First off, Google hasn’t promoted the service out of beta yet.  I don’t know how Google decides to promote a new tool to production, but I have to think that many thousands of searches have been made with it since beta testing began, and they’ve had plenty of time to work out the kinks.  Beta schmeta…is it good enough to recommend?

Once again, I’ll compare Google Patent Search directly to the USPTO search engine, as Google has not yet added international patents. 

The Google search interface has been improved and provides simple form field searching for patent number, inventor, assignee, classification code (US and international), issue date, and filing date.  Google’s advanced search operators also work, including the “-” for NOT and “OR”.

The USPTO quick search allows search of all these fields plus some two dozen more, and their advanced search interface allows all of these delimiters to be accessed simultaneously, albeit using a complex syntax.  If you’re doing serious patent research, Google’s search interface will simply not provide you with enough search specificity to meet your needs.

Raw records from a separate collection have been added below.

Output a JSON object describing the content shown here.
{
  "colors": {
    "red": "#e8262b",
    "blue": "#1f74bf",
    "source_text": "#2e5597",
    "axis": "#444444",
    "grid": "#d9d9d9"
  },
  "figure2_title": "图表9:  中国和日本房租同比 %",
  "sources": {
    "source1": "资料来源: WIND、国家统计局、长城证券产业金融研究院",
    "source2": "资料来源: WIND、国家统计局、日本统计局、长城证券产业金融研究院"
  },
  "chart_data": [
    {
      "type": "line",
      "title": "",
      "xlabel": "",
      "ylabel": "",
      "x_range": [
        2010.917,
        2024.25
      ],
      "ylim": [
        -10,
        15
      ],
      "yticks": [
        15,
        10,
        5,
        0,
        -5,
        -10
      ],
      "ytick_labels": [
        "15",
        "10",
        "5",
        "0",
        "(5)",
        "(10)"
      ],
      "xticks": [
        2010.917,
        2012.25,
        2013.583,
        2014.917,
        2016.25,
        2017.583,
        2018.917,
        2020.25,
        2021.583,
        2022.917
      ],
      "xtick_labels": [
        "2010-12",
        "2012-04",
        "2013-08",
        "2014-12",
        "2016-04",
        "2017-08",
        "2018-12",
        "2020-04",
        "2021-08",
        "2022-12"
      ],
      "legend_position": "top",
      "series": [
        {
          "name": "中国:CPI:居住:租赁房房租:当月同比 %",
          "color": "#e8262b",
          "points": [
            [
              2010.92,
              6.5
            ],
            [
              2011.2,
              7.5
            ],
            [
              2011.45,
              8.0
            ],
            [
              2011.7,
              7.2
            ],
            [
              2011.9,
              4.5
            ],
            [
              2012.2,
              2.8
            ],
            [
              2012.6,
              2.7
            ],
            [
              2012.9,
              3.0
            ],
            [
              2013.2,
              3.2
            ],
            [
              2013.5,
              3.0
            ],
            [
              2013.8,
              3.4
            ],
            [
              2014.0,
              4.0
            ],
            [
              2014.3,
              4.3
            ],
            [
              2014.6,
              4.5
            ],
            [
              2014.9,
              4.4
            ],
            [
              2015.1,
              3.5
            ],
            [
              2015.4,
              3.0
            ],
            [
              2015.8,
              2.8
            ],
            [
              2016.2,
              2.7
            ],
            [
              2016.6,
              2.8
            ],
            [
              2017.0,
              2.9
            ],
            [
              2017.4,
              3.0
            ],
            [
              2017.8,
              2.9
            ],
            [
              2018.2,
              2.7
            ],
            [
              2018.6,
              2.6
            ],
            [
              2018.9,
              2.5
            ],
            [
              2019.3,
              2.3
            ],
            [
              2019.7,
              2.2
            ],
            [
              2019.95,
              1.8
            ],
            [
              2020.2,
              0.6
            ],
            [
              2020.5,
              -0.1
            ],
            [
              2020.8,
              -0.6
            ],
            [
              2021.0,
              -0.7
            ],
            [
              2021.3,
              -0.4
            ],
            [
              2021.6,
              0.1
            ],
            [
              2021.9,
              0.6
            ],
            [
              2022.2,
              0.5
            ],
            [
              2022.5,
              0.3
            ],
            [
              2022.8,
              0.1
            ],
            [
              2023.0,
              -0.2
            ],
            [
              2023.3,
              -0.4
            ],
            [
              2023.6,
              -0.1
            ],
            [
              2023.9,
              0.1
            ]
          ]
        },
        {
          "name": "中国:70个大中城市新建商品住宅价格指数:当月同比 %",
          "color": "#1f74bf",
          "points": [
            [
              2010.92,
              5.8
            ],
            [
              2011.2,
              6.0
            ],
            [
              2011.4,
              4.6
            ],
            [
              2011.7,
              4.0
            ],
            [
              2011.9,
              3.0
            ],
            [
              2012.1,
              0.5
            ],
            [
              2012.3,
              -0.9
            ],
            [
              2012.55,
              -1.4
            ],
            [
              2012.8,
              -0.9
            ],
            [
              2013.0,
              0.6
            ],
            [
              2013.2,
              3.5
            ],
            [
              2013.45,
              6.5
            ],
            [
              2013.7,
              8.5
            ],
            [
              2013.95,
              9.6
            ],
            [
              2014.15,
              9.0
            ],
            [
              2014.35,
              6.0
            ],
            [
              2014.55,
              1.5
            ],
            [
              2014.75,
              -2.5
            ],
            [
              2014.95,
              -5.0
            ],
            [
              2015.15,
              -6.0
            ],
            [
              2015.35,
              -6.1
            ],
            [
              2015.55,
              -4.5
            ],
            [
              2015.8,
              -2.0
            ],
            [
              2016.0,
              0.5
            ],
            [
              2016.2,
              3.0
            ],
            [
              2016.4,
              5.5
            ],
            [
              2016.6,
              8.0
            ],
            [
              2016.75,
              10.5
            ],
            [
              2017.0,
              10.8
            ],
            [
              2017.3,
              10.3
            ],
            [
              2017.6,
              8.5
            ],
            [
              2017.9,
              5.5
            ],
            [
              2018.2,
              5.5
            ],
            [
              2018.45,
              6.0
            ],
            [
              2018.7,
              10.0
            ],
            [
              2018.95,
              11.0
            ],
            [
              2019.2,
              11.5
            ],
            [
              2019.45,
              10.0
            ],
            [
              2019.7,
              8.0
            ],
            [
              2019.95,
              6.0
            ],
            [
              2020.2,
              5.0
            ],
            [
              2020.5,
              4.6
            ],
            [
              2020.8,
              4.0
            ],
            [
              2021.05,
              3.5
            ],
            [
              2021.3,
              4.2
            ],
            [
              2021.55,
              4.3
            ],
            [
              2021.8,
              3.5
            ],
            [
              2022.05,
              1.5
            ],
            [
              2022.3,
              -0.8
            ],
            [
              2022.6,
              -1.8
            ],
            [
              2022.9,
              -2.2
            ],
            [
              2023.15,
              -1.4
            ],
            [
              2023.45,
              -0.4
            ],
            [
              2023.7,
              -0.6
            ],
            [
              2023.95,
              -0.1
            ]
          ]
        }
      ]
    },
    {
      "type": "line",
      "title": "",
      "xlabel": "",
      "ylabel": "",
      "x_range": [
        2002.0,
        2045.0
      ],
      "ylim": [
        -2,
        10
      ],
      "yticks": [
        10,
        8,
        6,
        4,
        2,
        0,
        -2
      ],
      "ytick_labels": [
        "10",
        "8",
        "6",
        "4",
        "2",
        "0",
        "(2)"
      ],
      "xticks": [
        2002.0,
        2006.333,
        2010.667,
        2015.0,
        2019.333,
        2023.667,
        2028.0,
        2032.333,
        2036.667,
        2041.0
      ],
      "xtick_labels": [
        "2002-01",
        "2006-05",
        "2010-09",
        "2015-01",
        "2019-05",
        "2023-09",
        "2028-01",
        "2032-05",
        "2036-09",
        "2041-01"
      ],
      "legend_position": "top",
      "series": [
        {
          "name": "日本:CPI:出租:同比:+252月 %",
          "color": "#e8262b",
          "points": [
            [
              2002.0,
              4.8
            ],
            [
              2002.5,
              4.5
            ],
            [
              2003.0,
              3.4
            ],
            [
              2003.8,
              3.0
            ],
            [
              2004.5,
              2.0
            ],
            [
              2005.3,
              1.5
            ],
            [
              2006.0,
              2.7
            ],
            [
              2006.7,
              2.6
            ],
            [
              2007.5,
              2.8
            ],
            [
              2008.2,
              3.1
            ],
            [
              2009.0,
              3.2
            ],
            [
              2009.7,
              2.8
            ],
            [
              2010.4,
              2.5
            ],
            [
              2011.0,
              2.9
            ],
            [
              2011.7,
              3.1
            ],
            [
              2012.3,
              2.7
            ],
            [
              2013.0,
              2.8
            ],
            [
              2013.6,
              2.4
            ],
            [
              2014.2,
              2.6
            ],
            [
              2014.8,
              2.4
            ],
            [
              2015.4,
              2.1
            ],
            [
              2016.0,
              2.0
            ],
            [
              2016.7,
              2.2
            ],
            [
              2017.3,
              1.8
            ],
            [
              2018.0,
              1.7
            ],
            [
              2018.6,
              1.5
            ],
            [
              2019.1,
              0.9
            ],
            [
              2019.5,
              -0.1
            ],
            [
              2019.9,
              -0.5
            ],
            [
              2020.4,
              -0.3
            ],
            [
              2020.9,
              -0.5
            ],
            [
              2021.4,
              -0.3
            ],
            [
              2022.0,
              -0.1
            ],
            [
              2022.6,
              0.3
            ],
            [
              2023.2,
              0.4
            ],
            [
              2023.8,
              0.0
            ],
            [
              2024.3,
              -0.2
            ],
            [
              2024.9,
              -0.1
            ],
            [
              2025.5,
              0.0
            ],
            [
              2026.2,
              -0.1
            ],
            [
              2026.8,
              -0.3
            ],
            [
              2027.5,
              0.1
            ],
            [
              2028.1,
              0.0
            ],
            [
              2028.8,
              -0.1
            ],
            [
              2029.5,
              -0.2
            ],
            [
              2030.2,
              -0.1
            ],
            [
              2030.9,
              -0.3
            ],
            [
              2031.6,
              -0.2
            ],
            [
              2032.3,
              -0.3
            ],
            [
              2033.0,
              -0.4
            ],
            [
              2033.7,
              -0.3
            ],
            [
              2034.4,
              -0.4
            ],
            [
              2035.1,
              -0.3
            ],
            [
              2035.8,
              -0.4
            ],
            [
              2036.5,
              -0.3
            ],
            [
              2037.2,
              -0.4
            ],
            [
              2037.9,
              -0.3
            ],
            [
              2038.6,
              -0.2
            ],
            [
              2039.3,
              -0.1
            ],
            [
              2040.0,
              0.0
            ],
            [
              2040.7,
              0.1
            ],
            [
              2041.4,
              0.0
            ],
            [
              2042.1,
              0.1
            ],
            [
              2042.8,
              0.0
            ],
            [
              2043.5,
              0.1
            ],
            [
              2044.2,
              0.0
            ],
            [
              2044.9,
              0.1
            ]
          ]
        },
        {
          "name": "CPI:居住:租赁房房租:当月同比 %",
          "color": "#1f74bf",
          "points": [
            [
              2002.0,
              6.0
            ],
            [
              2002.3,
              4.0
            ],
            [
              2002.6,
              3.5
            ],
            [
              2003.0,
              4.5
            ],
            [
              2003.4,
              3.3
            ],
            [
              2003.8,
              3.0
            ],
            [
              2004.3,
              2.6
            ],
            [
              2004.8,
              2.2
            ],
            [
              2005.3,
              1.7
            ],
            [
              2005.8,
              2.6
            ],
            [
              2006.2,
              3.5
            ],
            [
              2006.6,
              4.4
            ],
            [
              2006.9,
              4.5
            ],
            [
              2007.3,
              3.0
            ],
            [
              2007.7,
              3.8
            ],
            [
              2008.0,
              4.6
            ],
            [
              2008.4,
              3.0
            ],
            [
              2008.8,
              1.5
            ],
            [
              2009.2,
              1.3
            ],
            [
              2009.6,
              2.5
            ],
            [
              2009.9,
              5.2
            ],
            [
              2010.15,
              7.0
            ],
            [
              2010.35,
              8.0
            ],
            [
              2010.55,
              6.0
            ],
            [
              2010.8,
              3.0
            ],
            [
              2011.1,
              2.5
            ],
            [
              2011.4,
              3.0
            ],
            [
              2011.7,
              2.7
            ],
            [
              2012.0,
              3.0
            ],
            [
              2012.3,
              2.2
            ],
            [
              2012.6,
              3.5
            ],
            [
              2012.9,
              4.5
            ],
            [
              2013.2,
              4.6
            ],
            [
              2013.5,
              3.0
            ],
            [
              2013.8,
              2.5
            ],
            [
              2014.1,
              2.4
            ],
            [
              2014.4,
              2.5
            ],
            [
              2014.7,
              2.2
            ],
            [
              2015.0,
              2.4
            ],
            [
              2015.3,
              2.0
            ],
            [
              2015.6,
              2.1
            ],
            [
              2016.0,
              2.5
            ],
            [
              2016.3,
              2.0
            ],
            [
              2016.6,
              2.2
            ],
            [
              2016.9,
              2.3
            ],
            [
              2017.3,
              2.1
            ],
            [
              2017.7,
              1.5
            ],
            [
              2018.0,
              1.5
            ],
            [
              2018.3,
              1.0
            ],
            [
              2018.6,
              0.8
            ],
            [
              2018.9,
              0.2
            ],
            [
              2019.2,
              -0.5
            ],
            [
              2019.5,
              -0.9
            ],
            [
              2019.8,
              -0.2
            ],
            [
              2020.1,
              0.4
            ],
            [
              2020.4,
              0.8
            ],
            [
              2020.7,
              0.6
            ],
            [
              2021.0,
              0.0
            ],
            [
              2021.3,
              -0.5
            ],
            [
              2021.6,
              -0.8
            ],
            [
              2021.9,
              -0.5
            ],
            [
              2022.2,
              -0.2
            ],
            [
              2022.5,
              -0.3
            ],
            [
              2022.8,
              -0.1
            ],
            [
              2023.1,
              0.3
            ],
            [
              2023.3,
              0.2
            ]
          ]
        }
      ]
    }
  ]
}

For simple searches, the USPTO quick search and Google Patent advanced search interfaces are similar in user-friendliness and utility.  (The basic Google Patent search has very limited utility.)  So, the key differentiators will be result accuracy and result presentation.

Last time I looked at the Google service, it offered results in a list sorted by relevance-according-to-Google.  In my mind, this made the service virtually useless for industry-based searchers.  Google has since added in a date sorting.  I would have preferred having a patent number sorting option, but date at least makes the search worth doing.

As for relevance, I’m still scratching my head with Google.  It seems to return results in some quasi-random way.  For instance, search the exact phrase (in quotes) “Eli Lilly” the field assignee name, using the entire USPTO issued patent database (quick search) or Google Patent Search (advanced search).  The USPTO returns 3,793 hits dating back to 1971.  Google returns only 527 issued patents dated to 1976, and very strangely, only 461 filings of any status (issued plus applications combined–yes this number is lower than issued patnets alone!), and just 46 patent applications (USPTO returns 94 applications).

Clearly, there is something amiss with Google’s Patent Search.  It really does behave as a beta product, despite its protracted time in use.   It has some potential advantages to the USPTO search in theory, claiming, for example, full-content access to all US issued patents, whereas the USPTO offers full-text access only as far back as 1976.  But it remains fatally flawed for all research purposes except cherry-picking individual patents by number, when you are certain the patent number is correct.